A function is one-one if \( f(x_1) = f(x_2) \) implies \( x_1 = x_2 \), and it is onto if every element in the target set has a corresponding element in the domain.

Answer 1

Step 1: Proving the function is one-one (Injective).
A function is one-one if, for all \( x_1, x_2 \in \mathbb{R} \), whenever \( f(x_1) = f(x_2) \), it follows that \( x_1 = x_2 \).
Let \( f(x_1) = f(x_2) \), so: \[ \frac{5x_1 + 3}{4} = \frac{5x_2 + 3}{4} \] Multiplying both sides by 4: \[ 5x_1 + 3 = 5x_2 + 3 \] Simplifying: \[ 5x_1 = 5x_2 \] \[ x_1 = x_2 \] Thus, the function is one-one. Step 2: Proving the function is onto (Surjective).
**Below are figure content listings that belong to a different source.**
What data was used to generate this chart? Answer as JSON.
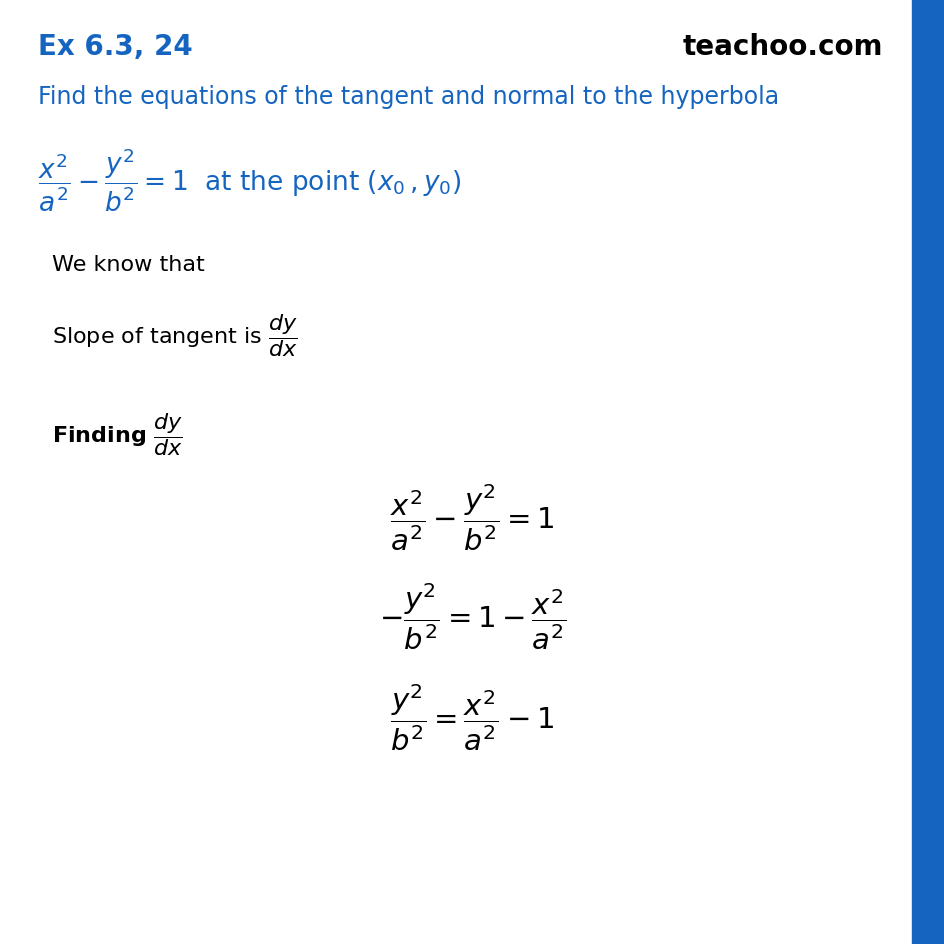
{
  "bg_color": "#ffffff",
  "right_bar_color": "#1565c0",
  "header_label": "Ex 6.3, 24",
  "header_color": "#1565c0",
  "brand": "teachoo.com",
  "brand_color": "#000000",
  "question_color": "#1565c0",
  "body_color": "#000000",
  "fig_width": 9.45,
  "fig_height": 9.45
}
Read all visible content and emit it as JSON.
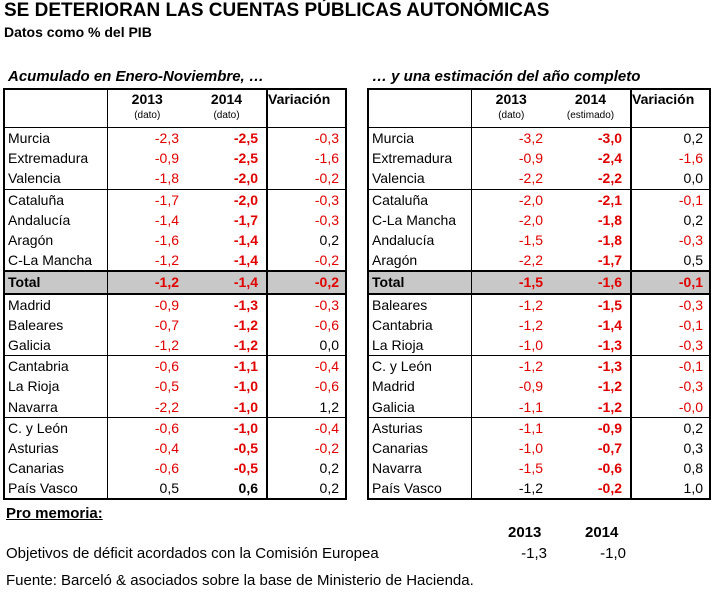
{
  "title": "SE DETERIORAN LAS CUENTAS PÚBLICAS AUTONÓMICAS",
  "subtitle": "Datos como % del PIB",
  "left": {
    "heading": "Acumulado en Enero-Noviembre, …",
    "columns": [
      "2013",
      "2014",
      "Variación"
    ],
    "subcolumns": [
      "(dato)",
      "(dato)",
      ""
    ],
    "rows": [
      {
        "name": "Murcia",
        "y2013": "-2,3",
        "y2014": "-2,5",
        "var": "-0,3",
        "neg_var": true
      },
      {
        "name": "Extremadura",
        "y2013": "-0,9",
        "y2014": "-2,5",
        "var": "-1,6",
        "neg_var": true
      },
      {
        "name": "Valencia",
        "y2013": "-1,8",
        "y2014": "-2,0",
        "var": "-0,2",
        "neg_var": true
      },
      {
        "name": "Cataluña",
        "y2013": "-1,7",
        "y2014": "-2,0",
        "var": "-0,3",
        "neg_var": true
      },
      {
        "name": "Andalucía",
        "y2013": "-1,4",
        "y2014": "-1,7",
        "var": "-0,3",
        "neg_var": true
      },
      {
        "name": "Aragón",
        "y2013": "-1,6",
        "y2014": "-1,4",
        "var": "0,2",
        "neg_var": false
      },
      {
        "name": "C-La Mancha",
        "y2013": "-1,2",
        "y2014": "-1,4",
        "var": "-0,2",
        "neg_var": true
      },
      {
        "name": "Total",
        "y2013": "-1,2",
        "y2014": "-1,4",
        "var": "-0,2",
        "neg_var": true
      },
      {
        "name": "Madrid",
        "y2013": "-0,9",
        "y2014": "-1,3",
        "var": "-0,3",
        "neg_var": true
      },
      {
        "name": "Baleares",
        "y2013": "-0,7",
        "y2014": "-1,2",
        "var": "-0,6",
        "neg_var": true
      },
      {
        "name": "Galicia",
        "y2013": "-1,2",
        "y2014": "-1,2",
        "var": "0,0",
        "neg_var": false
      },
      {
        "name": "Cantabria",
        "y2013": "-0,6",
        "y2014": "-1,1",
        "var": "-0,4",
        "neg_var": true
      },
      {
        "name": "La Rioja",
        "y2013": "-0,5",
        "y2014": "-1,0",
        "var": "-0,6",
        "neg_var": true
      },
      {
        "name": "Navarra",
        "y2013": "-2,2",
        "y2014": "-1,0",
        "var": "1,2",
        "neg_var": false
      },
      {
        "name": "C. y León",
        "y2013": "-0,6",
        "y2014": "-1,0",
        "var": "-0,4",
        "neg_var": true
      },
      {
        "name": "Asturias",
        "y2013": "-0,4",
        "y2014": "-0,5",
        "var": "-0,2",
        "neg_var": true
      },
      {
        "name": "Canarias",
        "y2013": "-0,6",
        "y2014": "-0,5",
        "var": "0,2",
        "neg_var": false
      },
      {
        "name": "País Vasco",
        "y2013": "0,5",
        "y2014": "0,6",
        "var": "0,2",
        "neg_var": false
      }
    ]
  },
  "right": {
    "heading": "… y una estimación del año completo",
    "columns": [
      "2013",
      "2014",
      "Variación"
    ],
    "subcolumns": [
      "(dato)",
      "(estimado)",
      ""
    ],
    "rows": [
      {
        "name": "Murcia",
        "y2013": "-3,2",
        "y2014": "-3,0",
        "var": "0,2",
        "neg_var": false
      },
      {
        "name": "Extremadura",
        "y2013": "-0,9",
        "y2014": "-2,4",
        "var": "-1,6",
        "neg_var": true
      },
      {
        "name": "Valencia",
        "y2013": "-2,2",
        "y2014": "-2,2",
        "var": "0,0",
        "neg_var": false
      },
      {
        "name": "Cataluña",
        "y2013": "-2,0",
        "y2014": "-2,1",
        "var": "-0,1",
        "neg_var": true
      },
      {
        "name": "C-La Mancha",
        "y2013": "-2,0",
        "y2014": "-1,8",
        "var": "0,2",
        "neg_var": false
      },
      {
        "name": "Andalucía",
        "y2013": "-1,5",
        "y2014": "-1,8",
        "var": "-0,3",
        "neg_var": true
      },
      {
        "name": "Aragón",
        "y2013": "-2,2",
        "y2014": "-1,7",
        "var": "0,5",
        "neg_var": false
      },
      {
        "name": "Total",
        "y2013": "-1,5",
        "y2014": "-1,6",
        "var": "-0,1",
        "neg_var": true
      },
      {
        "name": "Baleares",
        "y2013": "-1,2",
        "y2014": "-1,5",
        "var": "-0,3",
        "neg_var": true
      },
      {
        "name": "Cantabria",
        "y2013": "-1,2",
        "y2014": "-1,4",
        "var": "-0,1",
        "neg_var": true
      },
      {
        "name": "La Rioja",
        "y2013": "-1,0",
        "y2014": "-1,3",
        "var": "-0,3",
        "neg_var": true
      },
      {
        "name": "C. y León",
        "y2013": "-1,2",
        "y2014": "-1,3",
        "var": "-0,1",
        "neg_var": true
      },
      {
        "name": "Madrid",
        "y2013": "-0,9",
        "y2014": "-1,2",
        "var": "-0,3",
        "neg_var": true
      },
      {
        "name": "Galicia",
        "y2013": "-1,1",
        "y2014": "-1,2",
        "var": "-0,0",
        "neg_var": true
      },
      {
        "name": "Asturias",
        "y2013": "-1,1",
        "y2014": "-0,9",
        "var": "0,2",
        "neg_var": false
      },
      {
        "name": "Canarias",
        "y2013": "-1,0",
        "y2014": "-0,7",
        "var": "0,3",
        "neg_var": false
      },
      {
        "name": "Navarra",
        "y2013": "-1,5",
        "y2014": "-0,6",
        "var": "0,8",
        "neg_var": false
      },
      {
        "name": "País Vasco",
        "y2013": "-1,2",
        "y2014": "-0,2",
        "var": "1,0",
        "neg_var": false
      }
    ]
  },
  "pro_memoria": {
    "label": "Pro memoria:",
    "year_2013": "2013",
    "year_2014": "2014",
    "row_label": "Objetivos de déficit acordados con la Comisión Europea",
    "val_2013": "-1,3",
    "val_2014": "-1,0"
  },
  "source": "Fuente: Barceló & asociados sobre la base de Ministerio de Hacienda.",
  "colors": {
    "negative": "#e00000",
    "total_bg": "#c8c8c8"
  }
}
A function is onto if, for every element \( y \in \mathbb{R} \), there exists an \( x \in \mathbb{R} \) such that \( f(x) = y \).
Let \( y \) be an arbitrary element of \( \mathbb{R} \). We want to find \( x \) such that: \[ f(x) = y \] Substitute the expression for \( f(x) \): \[ \frac{5x + 3}{4} = y \] Multiplying both sides by 4: \[ 5x + 3 = 4y \] Solving for \( x \): \[ 5x = 4y - 3 \] \[ x = \frac{4y - 3}{5} \] Thus, for every \( y \in \mathbb{R} \), there exists an \( x = \frac{4y - 3}{5} \in \mathbb{R} \) such that \( f(x) = y \). Therefore, the function is onto. Step 3: Conclusion.
Since the function is both one-one and onto, it is bijective.